If you’d like to enjoy the more traditional side of Christmas and explore London’s take on the Christian narrative at the centre of our celebrations, your tour of the city’s numerous and historic churches begins here. Many of them offer beautiful architecture, fantastic choirs, sung Eucharist and, if you’re lucky, mince pies and mulled wine.
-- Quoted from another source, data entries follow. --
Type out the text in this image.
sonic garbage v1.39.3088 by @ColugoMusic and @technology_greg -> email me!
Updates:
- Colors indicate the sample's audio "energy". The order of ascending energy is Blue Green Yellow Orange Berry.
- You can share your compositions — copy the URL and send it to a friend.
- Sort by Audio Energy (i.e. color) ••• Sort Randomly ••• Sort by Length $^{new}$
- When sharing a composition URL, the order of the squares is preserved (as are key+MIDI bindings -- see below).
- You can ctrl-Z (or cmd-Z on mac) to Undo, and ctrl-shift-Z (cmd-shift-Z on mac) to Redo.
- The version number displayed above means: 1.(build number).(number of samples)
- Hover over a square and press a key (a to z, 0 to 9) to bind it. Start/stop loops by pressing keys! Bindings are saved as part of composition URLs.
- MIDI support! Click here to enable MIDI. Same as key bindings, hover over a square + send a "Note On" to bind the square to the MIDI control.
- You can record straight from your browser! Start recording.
St George’s, Hanover Square

Grade 1 listed and positioned opposite Vogue House in the glamorous central London Hanover Square, St George’s provided a regular place of worship for Baroque composer George Frederic Handel. Come December, the church is decorated with elegant green and white garlands, a beautifully arranged Nativity set and bunches of festive flowers. On Christmas Day the choir performs Haydn’s St Nicholas mass, and the organist will play you out with a jubilant motet. The interior is beautifully maintained, and chocolates are gifted (to everyone – not just children!) at the end of services on high days and holidays.
http://www.stgeorgeshanoversquare.org

St Paul’s Church, Covent Garden

St Paul’s in Covent Garden provides a tranquil bolt hole in London’s busy West End. Designed in 1633 by Inigo Jones, the peaceful garden is frost-dusted and silent at Christmastime, and a wonderful place to escape for a moment’s quiet during a busy season. There’ll be plenty of theatrical and musical events scheduled, too: St Paul’s is known as the Actor’s Church, due to its longstanding relationship with theatre and local acting groups. Take a look at the busy calendar of events programmed for December, including regular masses, Christmas Carols and other musical events.
www.actorschurch.org

Notre Dame De France, Leicester Square

If you’d like to visit a more modern place of worship, try stepping in to Notre Dame De France in Leicester Square. 150 years old and run by the Marist community, the church provides a vibrant insight into the francophone community in London. Francophiles might like to attend mass in French, and hang back afterwards to enjoy the impressive art collection and architecture.
www.ndfchurch.org

Southwark Cathedral, South Bank

Deviate from the beaten track when it comes to substantial Christian places of worship, and explore some interesting alternatives. Everybody knows about St Paul’s and Westminster Abbey, but we suggest you wander down to the river and admire the imposing grandeur of Southwark Cathedral. It’s a stunning edifice on the banks of the Thames and, if you might find yourself peckish post-church, is conveniently located next to bustling Borough market, where you’ll find stalls selling world-class salami, delicious sandwiches and plenty of mulled wine at Christmas. The Cathedral’s churchyard on the south side of the building provides contemplative space for busy Londoners, and Christmas carol services are available in abundance once advent starts.
www.cathedral.southwark.anglican.org/

Our Lady of the Assumption and St Gregory, Warwick Street

Our Lady of the Assumption and St Gregory is a beautiful Roman Catholic church built in the late 1700s and featuring ornate artwork typical of the period. Serving the local community with a range of support groups and community events, the church provides a range of festive excitements for its member and the public to enjoy.
www.parish.rcdow.org.uk/warwickstreet/

Christchurch Spitalfields, Commercial Street

Towering over the bars and shop on Commercial Street, Christchurch Spitalfields plays host to a vibrant winter music festival with exceptional Christmas programming. Catch performances of the Messiah and Poulenc’s Christmas motets in the astonishing acoustics of Christchurch’s white stone arcs, and hurry over to the bar during the interval to sip prosecco and share Panettone. Wrap up warm for the concerts and then peel off your layers afterwards for an essentially English dinner at St John Bread and Wine next door.